[SIP] Proposal for aggregate dimensions
Please make sure you are familiar with the SIP process documented here. The SIP will be numbered by a committer upon acceptance.
[SIP] Proposal for aggregate dimensions
Motivation
Adding columns to a report that are functionality dependent on an already added dimension should come at a low cost.
For example:
'GROUP BY person_id'
If we then want to add columns to the report "first_name,last_name,age" we'd have the choice of adding it to the dimension or as a metric.
Simply adding it to the dimension incurs penalty of putting in the GROUP BY. This is an expensive operation as well as a potential error (what if one of the rows actually had the wrong age and we ended up creating a new person)

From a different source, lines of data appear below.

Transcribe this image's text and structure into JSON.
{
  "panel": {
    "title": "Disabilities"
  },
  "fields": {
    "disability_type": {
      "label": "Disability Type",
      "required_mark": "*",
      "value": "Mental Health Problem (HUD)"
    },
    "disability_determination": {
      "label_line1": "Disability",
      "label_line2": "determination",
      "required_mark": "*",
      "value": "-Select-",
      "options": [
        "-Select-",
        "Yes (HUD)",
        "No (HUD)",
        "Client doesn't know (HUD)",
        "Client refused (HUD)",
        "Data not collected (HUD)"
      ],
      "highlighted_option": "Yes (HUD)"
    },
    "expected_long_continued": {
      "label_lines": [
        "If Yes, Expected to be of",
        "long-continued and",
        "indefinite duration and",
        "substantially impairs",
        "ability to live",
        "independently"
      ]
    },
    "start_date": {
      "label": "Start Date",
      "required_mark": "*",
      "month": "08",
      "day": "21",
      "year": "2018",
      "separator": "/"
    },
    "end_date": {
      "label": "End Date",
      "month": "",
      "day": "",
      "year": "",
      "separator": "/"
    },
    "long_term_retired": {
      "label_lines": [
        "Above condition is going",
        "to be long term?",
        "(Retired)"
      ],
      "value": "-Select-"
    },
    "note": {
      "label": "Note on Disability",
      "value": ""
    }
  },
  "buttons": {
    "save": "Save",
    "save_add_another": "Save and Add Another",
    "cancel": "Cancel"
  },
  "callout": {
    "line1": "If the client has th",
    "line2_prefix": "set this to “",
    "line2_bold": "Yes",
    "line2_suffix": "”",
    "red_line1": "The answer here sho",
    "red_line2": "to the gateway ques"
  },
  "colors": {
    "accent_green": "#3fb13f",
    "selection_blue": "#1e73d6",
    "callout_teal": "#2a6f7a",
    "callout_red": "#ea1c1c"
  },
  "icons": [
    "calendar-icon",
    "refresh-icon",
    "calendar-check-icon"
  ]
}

Simply adding it as a metric is a bit awkward but is the best fit for my use case now. I have dozens of these columns and perfer to just wrap them in an ANY aggregate function.
Proposed Change
I propose we add a toggle to set a dimension as an "aggregate dimension" Instead of adding this column to the group by the user can just pick the aggregate it would like (min,max,any, first, etc). By default we would not have to duplicate this as a new metric column but could keep the same name. I think this would also work with the newer Drill features in a better way than the metrics.
Rejected Alternatives
Currently adding these strings as a metric in an ANY aggregate works best for me. This awkward and confusing to the end user to see dimensional type data as well as a lot of duplicated column naming "any(first_name) as first_name"